I've got six paintings exhibited through Sept 8, at the Cabrillo National Monument Visitors Center. This is the annual Art in the Park event, and the Center is filled with oil paintings from Southern California artists. These are my six, done during my artist residency at Cabrillo:
Untouched--Intertidal Zone is 20X24", Dudleya Live-Forever and Searchlight Shelter are both 10 X 8", and Stairs on Tidepool Path, Pelican Scanning, and End of Point Haze are all 6 X 8".
To pick up the thread of the last post, a few more thoughts about memory. We can train ourselves to allow memory a role in our work. Henri talks about memory training, and so do modern teachers like Kevin Macpherson and Terry Miura. Henri envisioned a studio where the model would pose in one room, and the students would look and ponder, then go to another room to paint or draw. Macpherson recommends a similar exercise with landscape--spending 20-30 minutes just meditating on a scene, then going home and painting it from memory.
But why do we need memory when we paint from life? Well, because sometimes conditions change, or are different to begin with, from what would best express our inner experience of a subject.

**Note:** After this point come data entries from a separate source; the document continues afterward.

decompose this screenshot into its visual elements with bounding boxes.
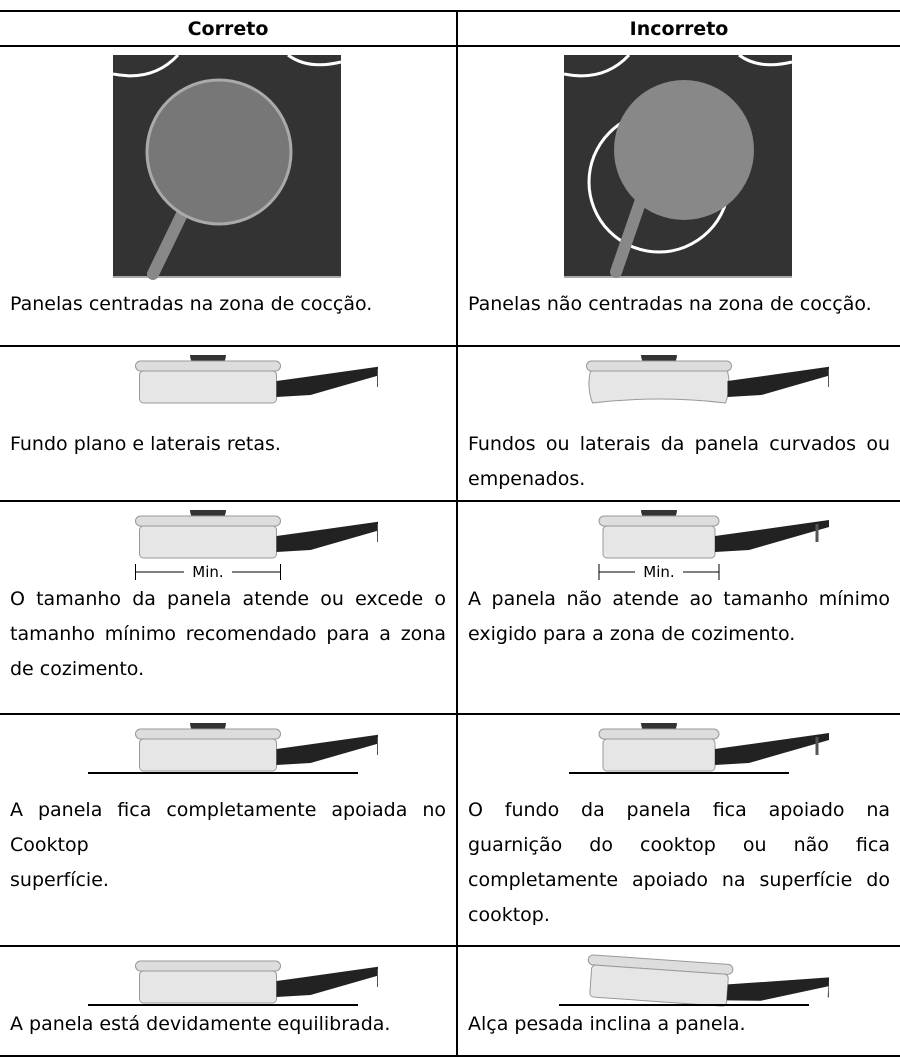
pan-handle bbox=[276, 366, 378, 397]
table-row: Min. O tamanho da panela atende ou excede… bbox=[0, 501, 900, 715]
pan-lid bbox=[598, 728, 720, 740]
table-row: A panela fica completamente apoiada no C… bbox=[0, 714, 900, 947]
pan-lid bbox=[135, 728, 281, 740]
illustration bbox=[113, 53, 342, 280]
pan bbox=[135, 510, 378, 559]
pan-top bbox=[614, 80, 754, 220]
min-label-bg bbox=[184, 564, 232, 580]
pan bbox=[586, 355, 829, 404]
illustration bbox=[586, 355, 829, 404]
figure bbox=[10, 947, 446, 1007]
header-cell: Incorreto bbox=[457, 10, 900, 47]
cell-text: O fundo da panela fica apoiado na guarni… bbox=[468, 799, 890, 926]
cell-text: A panela está devidamente equilibrada. bbox=[10, 1013, 391, 1035]
pan-top bbox=[145, 78, 293, 226]
pan bbox=[135, 355, 378, 404]
figure bbox=[468, 347, 890, 427]
pan-handle bbox=[715, 520, 829, 552]
figure: Min. bbox=[468, 502, 890, 582]
cell-text: A panela fica completamente apoiada no C… bbox=[10, 799, 446, 891]
table-cell: A panela fica completamente apoiada no C… bbox=[0, 714, 458, 947]
header-row: Correto Incorreto bbox=[0, 10, 900, 47]
table-cell: Panelas centradas na zona de cocção. bbox=[0, 46, 458, 347]
pan bbox=[587, 954, 829, 1007]
illustration: Min. bbox=[598, 510, 829, 581]
cell-text: Alça pesada inclina a panela. bbox=[468, 1013, 746, 1035]
min-label: Min. bbox=[192, 563, 223, 581]
figure bbox=[10, 715, 446, 793]
table-cell: Min. O tamanho da panela atende ou excede… bbox=[0, 501, 458, 715]
pan-lid bbox=[135, 360, 281, 372]
zone-ring bbox=[564, 53, 793, 78]
cell-text: Fundo plano e laterais retas. bbox=[10, 433, 281, 455]
pan-handle bbox=[276, 734, 378, 765]
pan-body bbox=[139, 525, 277, 559]
illustration: Min. bbox=[135, 510, 378, 581]
pan-lid bbox=[135, 960, 281, 972]
illustration bbox=[135, 355, 378, 404]
table-cell: Min. A panela não atende ao tamanho mínim… bbox=[457, 501, 900, 715]
pan-handle bbox=[276, 966, 378, 997]
table-cell: Fundos ou laterais da panela curvados ou… bbox=[457, 346, 900, 502]
table-row: Panelas centradas na zona de cocção. Pane… bbox=[0, 46, 900, 347]
figure bbox=[10, 347, 446, 427]
cell-text: Fundos ou laterais da panela curvados ou… bbox=[468, 433, 890, 490]
pan-lid bbox=[135, 515, 281, 527]
table-cell: Panelas não centradas na zona de cocção. bbox=[457, 46, 900, 347]
pan-body bbox=[602, 738, 716, 772]
pan-handle bbox=[726, 976, 829, 1001]
min-label-bg bbox=[635, 564, 683, 580]
cell-text: Panelas centradas na zona de cocção. bbox=[10, 293, 373, 315]
zone-ring bbox=[113, 53, 342, 78]
pan-handle bbox=[147, 206, 189, 280]
figure bbox=[468, 715, 890, 793]
table-cell: Fundo plano e laterais retas. bbox=[0, 346, 458, 502]
figure: Min. bbox=[10, 502, 446, 582]
pan-body bbox=[139, 370, 277, 404]
table-row: Fundo plano e laterais retas. Fundos ou l… bbox=[0, 346, 900, 502]
pan-body bbox=[588, 370, 730, 404]
pan-lid bbox=[598, 515, 720, 527]
illustration bbox=[569, 723, 829, 774]
cell-text: A panela não atende ao tamanho mínimo ex… bbox=[468, 588, 890, 645]
pan-body bbox=[139, 970, 277, 1004]
pan-handle bbox=[715, 733, 829, 765]
cell-text: O tamanho da panela atende ou excede o t… bbox=[10, 588, 446, 680]
pan-body bbox=[139, 738, 277, 772]
pan bbox=[598, 510, 829, 559]
pan bbox=[135, 723, 378, 772]
figure bbox=[468, 947, 890, 1007]
pan bbox=[598, 723, 829, 772]
illustration bbox=[88, 723, 378, 774]
cell-text: Panelas não centradas na zona de cocção. bbox=[468, 293, 872, 315]
pan-handle bbox=[610, 191, 648, 278]
pan bbox=[135, 960, 378, 1004]
illustration bbox=[564, 53, 793, 278]
pan-handle bbox=[727, 366, 829, 397]
figure bbox=[468, 47, 890, 287]
table-row: A panela está devidamente equilibrada. Al… bbox=[0, 946, 900, 1057]
illustration bbox=[559, 954, 829, 1007]
table-cell: O fundo da panela fica apoiado na guarni… bbox=[457, 714, 900, 947]
illustration bbox=[88, 960, 378, 1006]
header-cell: Correto bbox=[0, 10, 458, 47]
pan-table: Correto Incorreto Panelas centradas na z… bbox=[0, 10, 900, 1057]
pan-lid bbox=[586, 360, 732, 372]
figure bbox=[10, 47, 446, 287]
table-cell: Alça pesada inclina a panela. bbox=[457, 946, 900, 1057]
table-cell: A panela está devidamente equilibrada. bbox=[0, 946, 458, 1057]
pan-body bbox=[602, 525, 716, 559]
pan-body bbox=[589, 964, 729, 1007]
pan-handle bbox=[276, 521, 378, 552]
min-label: Min. bbox=[643, 563, 674, 581]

And, in the case of plein air painting, there are always some edits and always gaps to fill. If you can envision it, you can fill that gap and have it speak as clearly as the rest of the elements. But if you don't have this skill, whatever you improvise will look contrived and not convincing. It won't fit.
Memory is a skill you need to have in order to speak your personal truth about the subject. And that's what you're going for--not the truth, YOUR truth.